The notion of combining the diverse fields of choreography, dance and sound is not new. Sounds can have their own connotations — breezy, light, windy — and the ways in which they connect with the position of the body (standing or lying on the ground), as well as the perspective of the stance (looking up, watching the flowers sway) can produce immediate visual contrasts and perceptual shifts in the spectator/audience member, and in this case, in their passage and exploration of the various gardens.
Rudolf von Laban worked with ideas of the dynamic qualities of the sonorities in space and spatialized sound design. Added to these, Laban was interested in the presence and physical interactions of the performers, his movement choirs, in the emotional, physical and communal power of moving as one unit. Much has been said on the political engineering of these groups, and their links to the Nazi regime of the 1930s, but in essence, it appears Laban meant for these community dances to be a mode of celebrating shared emotional experience, and often had his choirs executing these dances in open fields. In Choreutics, he wrote, “Movements can be executed with differing degrees of inner participation and with greater or lesser intensity. They may be accelerated by an exaggerated desire to reach a goal or retarded by a cautious doubting attitude. The mover may be entirely concentrated on a movement and use the whole body in an act of powerful resistance, or casually employ only part of the body with delicate touch.”
These ideas of kinesthetic engagement align with what Kennedy is tapping into. She suggests that the spectator will connect in this “transformative blend of experience,” stirred by the strength and beauty of the performers’ voices and presence as they wend their way through the gardens. Kennedy says the composition of her group, nearing its twenty-fifth anniversary and formed just after the École Polytechnique massacre in Montréal, brings together artists from a cross-section of disciplines, and is made up of “a big bunch of closet dancers.”
Dancer Rachel Harris, a Choeur Maha member, coached the choir members in movement practice. “What an amazing group of women. Such a beautiful mix of ages and backgrounds and professions and reasons for being there, singing together,” says Harris. This “very validating, affirming, warm family,” as Kennedy refers to them, responded to Harris’s coaching in finding “organic” gestures that would represent the sounds and rhythms of the music.

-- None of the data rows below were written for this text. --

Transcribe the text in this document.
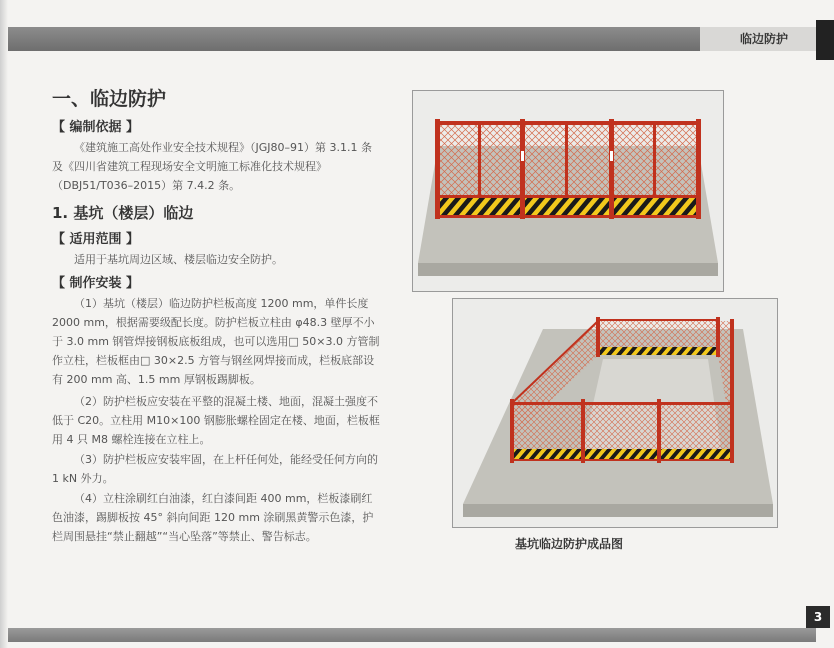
临边防护
一、临边防护
【 编制依据 】

《建筑施工高处作业安全技术规程》（JGJ80–91）第 3.1.1 条及《四川省建筑工程现场安全文明施工标准化技术规程》（DBJ51/T036–2015）第 7.4.2 条。

1. 基坑（楼层）临边
【 适用范围 】

适用于基坑周边区域、楼层临边安全防护。

【 制作安装 】

（1）基坑（楼层）临边防护栏板高度 1200 mm，单件长度 2000 mm，根据需要级配长度。防护栏板立柱由 φ48.3 壁厚不小于 3.0 mm 钢管焊接钢板底板组成，也可以选用□ 50×3.0 方管制作立柱，栏板框由□ 30×2.5 方管与钢丝网焊接而成，栏板底部设有 200 mm 高、1.5 mm 厚钢板踢脚板。

（2）防护栏板应安装在平整的混凝土楼、地面，混凝土强度不低于 C20。立柱用 M10×100 钢膨胀螺栓固定在楼、地面，栏板框用 4 只 M8 螺栓连接在立柱上。

（3）防护栏板应安装牢固，在上杆任何处，能经受任何方向的 1 kN 外力。

（4）立柱涂刷红白油漆，红白漆间距 400 mm，栏板漆刷红色油漆，踢脚板按 45° 斜向间距 120 mm 涂刷黑黄警示色漆，护栏周围悬挂“禁止翻越”“当心坠落”等禁止、警告标志。

基坑临边防护成品图
3
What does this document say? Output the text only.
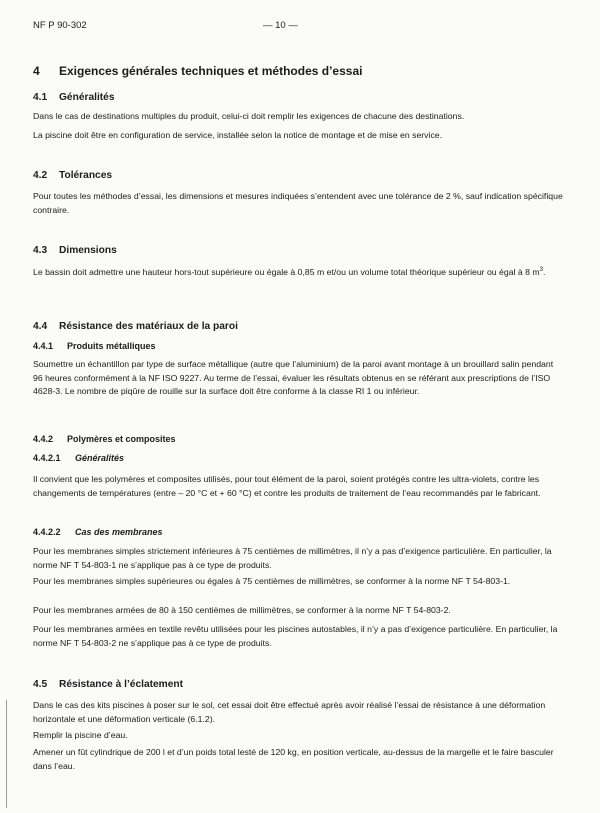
NF P 90-302	— 10 —
4 Exigences générales techniques et méthodes d’essai
4.1 Généralités

Dans le cas de destinations multiples du produit, celui-ci doit remplir les exigences de chacune des destinations.

La piscine doit être en configuration de service, installée selon la notice de montage et de mise en service.

4.2 Tolérances

Pour toutes les méthodes d’essai, les dimensions et mesures indiquées s’entendent avec une tolérance de 2 %, sauf indication spécifique contraire.

4.3 Dimensions

Le bassin doit admettre une hauteur hors-tout supérieure ou égale à 0,85 m et/ou un volume total théorique supérieur ou égal à 8 $m^3$.

4.4 Résistance des matériaux de la paroi
4.4.1 Produits métalliques

Soumettre un échantillon par type de surface métallique (autre que l’aluminium) de la paroi avant montage à un brouillard salin pendant 96 heures conformément à la NF ISO 9227. Au terme de l’essai, évaluer les résultats obtenus en se référant aux prescriptions de l’ISO 4628-3. Le nombre de piqûre de rouille sur la surface doit être conforme à la classe RI 1 ou inférieur.

4.4.2 Polymères et composites
4.4.2.1 Généralités

Il convient que les polymères et composites utilisés, pour tout élément de la paroi, soient protégés contre les ultra-violets, contre les changements de températures (entre – 20 °C et + 60 °C) et contre les produits de traitement de l’eau recommandés par le fabricant.

4.4.2.2 Cas des membranes

Pour les membranes simples strictement inférieures à 75 centièmes de millimètres, il n’y a pas d’exigence particulière. En particulier, la norme NF T 54-803-1 ne s’applique pas à ce type de produits.

Pour les membranes simples supérieures ou égales à 75 centièmes de millimètres, se conformer à la norme NF T 54-803-1.

Pour les membranes armées de 80 à 150 centièmes de millimètres, se conformer à la norme NF T 54-803-2.

Pour les membranes armées en textile revêtu utilisées pour les piscines autostables, il n’y a pas d’exigence particulière. En particulier, la norme NF T 54-803-2 ne s’applique pas à ce type de produits.

4.5 Résistance à l’éclatement

Dans le cas des kits piscines à poser sur le sol, cet essai doit être effectué après avoir réalisé l’essai de résistance à une déformation horizontale et une déformation verticale (6.1.2).

Remplir la piscine d’eau.

Amener un fût cylindrique de 200 l et d’un poids total lesté de 120 kg, en position verticale, au-dessus de la margelle et le faire basculer dans l’eau.
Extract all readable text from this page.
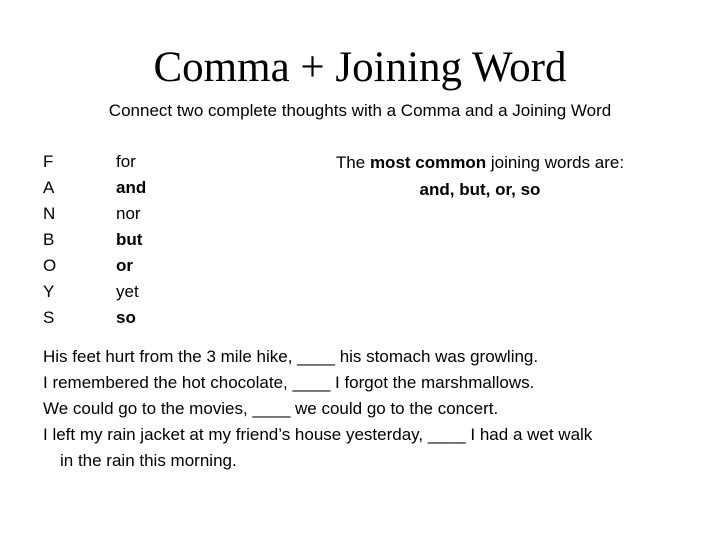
Comma + Joining Word
Connect two complete thoughts with a Comma and a Joining Word
F
A
N
B
O
Y
S
for
and
nor
but
or
yet
so
The most common joining words are:
and, but, or, so
His feet hurt from the 3 mile hike, ____ his stomach was growling.
I remembered the hot chocolate, ____ I forgot the marshmallows.
We could go to the movies, ____ we could go to the concert.
I left my rain jacket at my friend’s house yesterday, ____ I had a wet walk
in the rain this morning.
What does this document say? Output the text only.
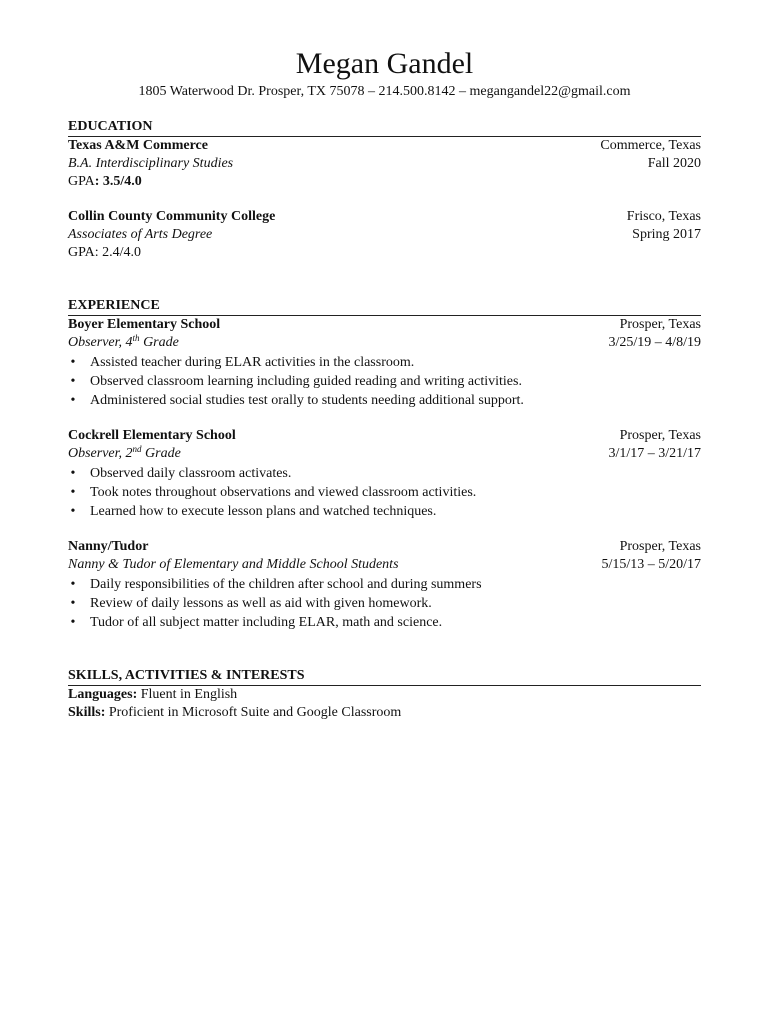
Megan Gandel
1805 Waterwood Dr. Prosper, TX 75078 – 214.500.8142 – megangandel22@gmail.com
EDUCATION
Texas A&M Commerce	Commerce, Texas
B.A. Interdisciplinary Studies	Fall 2020
GPA: 3.5/4.0
Collin County Community College	Frisco, Texas
Associates of Arts Degree	Spring 2017
GPA: 2.4/4.0
EXPERIENCE
Boyer Elementary School	Prosper, Texas
Observer, 4th Grade	3/25/19 – 4/8/19
• Assisted teacher during ELAR activities in the classroom.
• Observed classroom learning including guided reading and writing activities.
• Administered social studies test orally to students needing additional support.
Cockrell Elementary School	Prosper, Texas
Observer, 2nd Grade	3/1/17 – 3/21/17
• Observed daily classroom activates.
• Took notes throughout observations and viewed classroom activities.
• Learned how to execute lesson plans and watched techniques.
Nanny/Tudor	Prosper, Texas
Nanny & Tudor of Elementary and Middle School Students	5/15/13 – 5/20/17
• Daily responsibilities of the children after school and during summers
• Review of daily lessons as well as aid with given homework.
• Tudor of all subject matter including ELAR, math and science.
SKILLS, ACTIVITIES & INTERESTS
Languages: Fluent in English
Skills: Proficient in Microsoft Suite and Google Classroom
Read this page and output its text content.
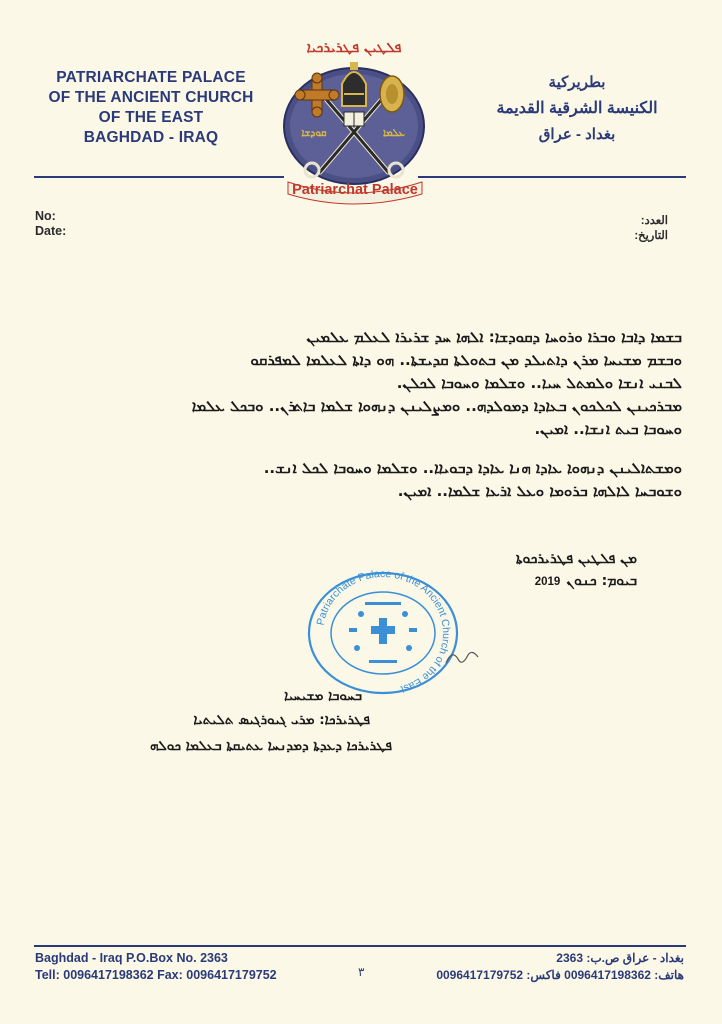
PATRIARCHATE PALACE
OF THE ANCIENT CHURCH
OF THE EAST
BAGHDAD - IRAQ
بطريركية
الكنيسة الشرقية القديمة
بغداد - عراق
ܦܠܛܝܢ ܦܛܪܝܪܟܝܐ
ܩܘܕܫܐ	ܥܠܡܐ
Patriarchat Palace
No:
Date:
العدد:
التاريخ:
ܒܫܡܐ ܕܐܒܐ ܘܒܪܐ ܘܪܘܚܐ ܕܩܘܕܫܐ: ܐܠܗܐ ܚܕ ܫܪܝܪܐ ܠܥܠܡ ܥܠܡܝܢ
ܘܒܫܡ ܡܫܝܚܐ ܡܪܢ ܕܐܬܝܠܕ ܡܢ ܒܬܘܠܬܐ ܩܕܝܫܬܐ.. ܗܘ ܕܐܬܐ ܠܥܠܡܐ ܠܡܦܪܩܘ
ܠܒܢܝ ܐܢܫܐ ܘܠܡܬܠ ܚܝܐ.. ܘܫܠܡܐ ܘܚܘܒܐ ܠܟܠܢ.
ܡܒܪܟܝܢܢ ܠܟܠܟܘܢ ܒܥܐܕܐ ܕܡܘܠܕܗ.. ܘܡܨܠܝܢܢ ܕܢܗܘܐ ܫܠܡܐ ܒܐܬܪܢ.. ܘܒܟܠ ܥܠܡܐ
ܘܚܘܒܐ ܒܝܬ ܐܢܫܐ.. ܐܡܝܢ.
ܘܡܫܬܐܠܝܢܢ ܕܢܗܘܐ ܥܐܕܐ ܗܢܐ ܥܐܕܐ ܕܒܘܝܐܐ.. ܘܫܠܡܐ ܘܚܘܒܐ ܠܟܠ ܐܢܫ..
ܘܫܘܒܚܐ ܠܐܠܗܐ ܒܪܘܡܐ ܘܥܠ ܐܪܥܐ ܫܠܡܐ.. ܐܡܝܢ.
ܡܢ ܦܠܛܝܢ ܦܛܪܝܪܟܘܬܐ
ܒܝܘܡ: ܟܢܘܢ
2019
Patriarchate Palace of the Ancient Church of the East
ܒܚܘܒܐ ܡܫܝܚܝܐ
ܦܛܪܝܪܟܐ: ܡܪܝ ܓܝܘܪܓܝܣ ܬܠܝܬܝܐ
ܦܛܪܝܪܟܐ ܕܥܕܬܐ ܕܡܕܢܚܐ ܥܬܝܩܬܐ ܒܥܠܡܐ ܟܘܠܗ
Baghdad - Iraq P.O.Box No. 2363
Tell: 0096417198362 Fax: 0096417179752	٣
بغداد - عراق ص.ب: 2363
هاتف: 0096417198362 فاكس: 0096417179752
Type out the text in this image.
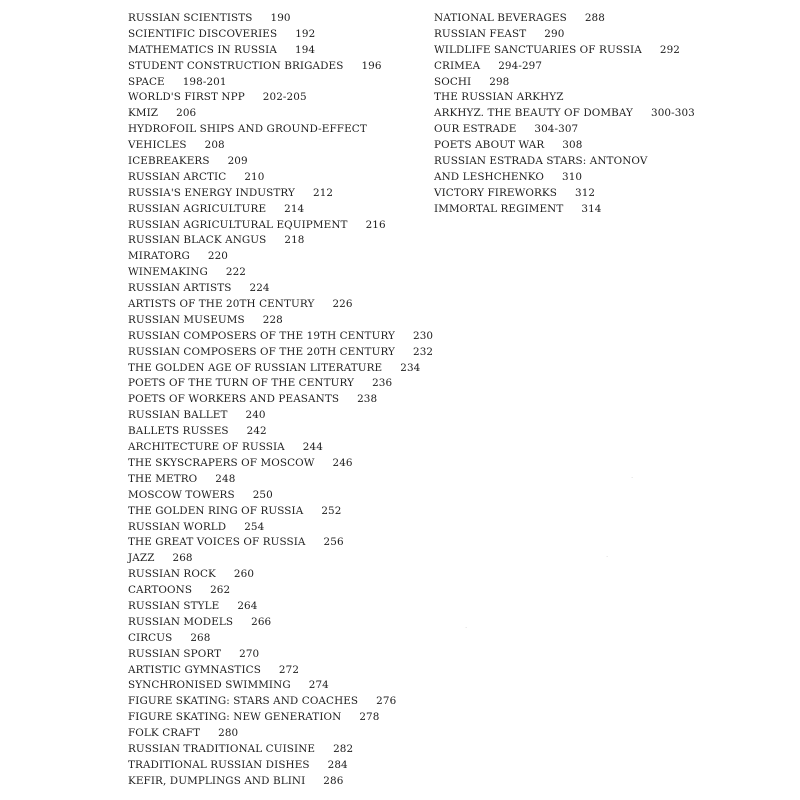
RUSSIAN SCIENTISTS 190
SCIENTIFIC DISCOVERIES 192
MATHEMATICS IN RUSSIA 194
STUDENT CONSTRUCTION BRIGADES 196
SPACE 198-201
WORLD'S FIRST NPP 202-205
KMIZ 206
HYDROFOIL SHIPS AND GROUND-EFFECT
VEHICLES 208
ICEBREAKERS 209
RUSSIAN ARCTIC 210
RUSSIA'S ENERGY INDUSTRY 212
RUSSIAN AGRICULTURE 214
RUSSIAN AGRICULTURAL EQUIPMENT 216
RUSSIAN BLACK ANGUS 218
MIRATORG 220
WINEMAKING 222
RUSSIAN ARTISTS 224
ARTISTS OF THE 20TH CENTURY 226
RUSSIAN MUSEUMS 228
RUSSIAN COMPOSERS OF THE 19TH CENTURY 230
RUSSIAN COMPOSERS OF THE 20TH CENTURY 232
THE GOLDEN AGE OF RUSSIAN LITERATURE 234
POETS OF THE TURN OF THE CENTURY 236
POETS OF WORKERS AND PEASANTS 238
RUSSIAN BALLET 240
BALLETS RUSSES 242
ARCHITECTURE OF RUSSIA 244
THE SKYSCRAPERS OF MOSCOW 246
THE METRO 248
MOSCOW TOWERS 250
THE GOLDEN RING OF RUSSIA 252
RUSSIAN WORLD 254
THE GREAT VOICES OF RUSSIA 256
JAZZ 268
RUSSIAN ROCK 260
CARTOONS 262
RUSSIAN STYLE 264
RUSSIAN MODELS 266
CIRCUS 268
RUSSIAN SPORT 270
ARTISTIC GYMNASTICS 272
SYNCHRONISED SWIMMING 274
FIGURE SKATING: STARS AND COACHES 276
FIGURE SKATING: NEW GENERATION 278
FOLK CRAFT 280
RUSSIAN TRADITIONAL CUISINE 282
TRADITIONAL RUSSIAN DISHES 284
KEFIR, DUMPLINGS AND BLINI 286
NATIONAL BEVERAGES 288
RUSSIAN FEAST 290
WILDLIFE SANCTUARIES OF RUSSIA 292
CRIMEA 294-297
SOCHI 298
THE RUSSIAN ARKHYZ
ARKHYZ. THE BEAUTY OF DOMBAY 300-303
OUR ESTRADE 304-307
POETS ABOUT WAR 308
RUSSIAN ESTRADA STARS: ANTONOV
AND LESHCHENKO 310
VICTORY FIREWORKS 312
IMMORTAL REGIMENT 314
·
·
·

Harris describes Kennedy’s compositions as “already very spatial — the sound travels through the different voices. In some of the pieces she has the twenty-four members of the choir surrounding the audience so that the sound is literally dancing around us.” She found it “easy” to put movement to this music. “It was as if the movements were hidden already in the vocal lines. What I tried to do was to put the movements of the sound into the bodies,” she recalls. “When I see the movements rippling through the choir I imagine wind passing through a bed of flowers!”
Kennedy’s love of the body and space unite in potent unison in the gardens. She wants to show the power of song, and the promise that tonal resonance and harmony can spark an energetic or emotional shift in both the performer and viewer amidst all this natural beauty.
Incantata floralis
Sunday, August 9, 2015 — 3pm
Les Jardins de Métis/Reford Gardens, 200, route 132, Grand-Métis (Québec) G0J 1Z0
refordgardens.com
Choeur Maha will also be performing at the Montréal Jazz Festival, June 30, as the opening act to the Barr Brothers.